Ultimately, researchers say, the study was a test case for the team’s prediction model. Next steps include scaling the model, getting buy-in from clinicians, and implementing it in hospital systems. “We know the model works, but we really have to get it implemented,” Taylor said. “We have to build up that clinical support around it and look at the pragmatics of when to deploy it and how to deploy it so that it best fits with our staff’s workflow.”
Taylor is also professor of emergency medicine at the University of Virginia.

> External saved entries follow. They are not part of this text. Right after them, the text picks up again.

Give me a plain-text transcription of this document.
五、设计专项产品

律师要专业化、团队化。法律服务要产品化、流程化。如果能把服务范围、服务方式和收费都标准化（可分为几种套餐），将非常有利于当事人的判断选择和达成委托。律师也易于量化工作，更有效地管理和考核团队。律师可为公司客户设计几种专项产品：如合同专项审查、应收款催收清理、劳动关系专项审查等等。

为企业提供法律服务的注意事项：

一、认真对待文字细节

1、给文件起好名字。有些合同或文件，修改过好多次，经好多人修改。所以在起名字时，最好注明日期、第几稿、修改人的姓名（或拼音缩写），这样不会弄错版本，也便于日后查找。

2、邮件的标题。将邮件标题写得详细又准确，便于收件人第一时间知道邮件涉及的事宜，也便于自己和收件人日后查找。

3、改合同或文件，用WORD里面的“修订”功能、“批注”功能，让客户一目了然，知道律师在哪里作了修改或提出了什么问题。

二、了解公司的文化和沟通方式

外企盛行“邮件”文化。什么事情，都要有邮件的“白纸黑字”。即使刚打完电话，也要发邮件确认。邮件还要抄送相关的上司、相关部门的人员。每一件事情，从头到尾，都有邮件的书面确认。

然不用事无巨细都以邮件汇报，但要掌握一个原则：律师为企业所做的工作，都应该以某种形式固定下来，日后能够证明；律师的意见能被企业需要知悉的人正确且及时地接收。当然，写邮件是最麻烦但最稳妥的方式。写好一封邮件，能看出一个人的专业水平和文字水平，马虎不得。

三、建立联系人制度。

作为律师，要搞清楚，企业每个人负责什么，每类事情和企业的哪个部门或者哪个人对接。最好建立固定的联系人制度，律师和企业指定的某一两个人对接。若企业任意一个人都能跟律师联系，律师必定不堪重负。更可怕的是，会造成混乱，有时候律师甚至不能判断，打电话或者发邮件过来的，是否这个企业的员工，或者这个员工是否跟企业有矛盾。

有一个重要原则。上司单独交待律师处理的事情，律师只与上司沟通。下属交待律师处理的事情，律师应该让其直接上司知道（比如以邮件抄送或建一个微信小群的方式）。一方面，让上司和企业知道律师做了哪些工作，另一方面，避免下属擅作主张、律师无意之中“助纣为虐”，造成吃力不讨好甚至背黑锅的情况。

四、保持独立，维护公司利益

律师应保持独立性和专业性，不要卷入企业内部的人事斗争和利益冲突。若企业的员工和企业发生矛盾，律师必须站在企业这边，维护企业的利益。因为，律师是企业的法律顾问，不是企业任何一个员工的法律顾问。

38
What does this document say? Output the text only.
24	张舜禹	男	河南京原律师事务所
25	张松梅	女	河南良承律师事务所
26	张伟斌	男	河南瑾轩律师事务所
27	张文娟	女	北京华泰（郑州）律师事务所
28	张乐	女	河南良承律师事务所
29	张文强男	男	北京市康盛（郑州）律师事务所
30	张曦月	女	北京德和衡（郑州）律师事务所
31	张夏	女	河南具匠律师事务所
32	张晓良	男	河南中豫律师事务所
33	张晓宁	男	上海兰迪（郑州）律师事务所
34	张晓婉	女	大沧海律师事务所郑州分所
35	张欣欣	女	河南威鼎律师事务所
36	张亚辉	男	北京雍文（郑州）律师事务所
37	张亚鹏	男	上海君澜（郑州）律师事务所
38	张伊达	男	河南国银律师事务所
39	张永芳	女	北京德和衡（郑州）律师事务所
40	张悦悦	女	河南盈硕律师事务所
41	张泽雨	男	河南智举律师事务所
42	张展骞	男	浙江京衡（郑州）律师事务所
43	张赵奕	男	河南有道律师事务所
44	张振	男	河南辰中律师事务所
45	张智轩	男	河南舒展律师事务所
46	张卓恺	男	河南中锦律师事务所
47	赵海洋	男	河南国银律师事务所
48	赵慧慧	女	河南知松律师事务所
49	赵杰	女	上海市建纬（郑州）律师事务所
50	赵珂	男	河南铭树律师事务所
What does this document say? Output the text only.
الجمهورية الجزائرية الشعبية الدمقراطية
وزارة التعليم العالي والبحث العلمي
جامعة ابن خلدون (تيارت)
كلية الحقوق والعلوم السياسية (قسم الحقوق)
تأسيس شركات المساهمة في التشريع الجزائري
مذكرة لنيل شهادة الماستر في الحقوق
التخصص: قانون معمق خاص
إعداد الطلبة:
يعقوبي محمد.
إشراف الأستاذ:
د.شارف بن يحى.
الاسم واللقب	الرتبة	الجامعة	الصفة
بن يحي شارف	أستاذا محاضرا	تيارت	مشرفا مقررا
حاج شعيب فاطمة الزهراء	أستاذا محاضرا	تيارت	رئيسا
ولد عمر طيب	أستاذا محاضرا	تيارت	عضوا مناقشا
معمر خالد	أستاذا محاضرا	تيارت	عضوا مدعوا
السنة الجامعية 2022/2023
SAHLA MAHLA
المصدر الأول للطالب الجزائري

Wong is also the director of simulation research at the Yale Center for Healthcare Simulation.
Other Yale authors include Atharva Sapre, Kaicheng Wang, Bidisha Nath, Dhruvil Shah, Anusha Kumar, Isaac Faustino, Riddhi Desai, Yue Hu, Leah Robinson, Can Meng, Guangyu Tong, Edward Melnick, and James Dziura.
This study was supported by grants from the National Institute of Mental Health, the National Institute of Nursing Research, the National Institute on Minority Health and Health Disparities, and the Patient-Centered Outcomes Research Institute.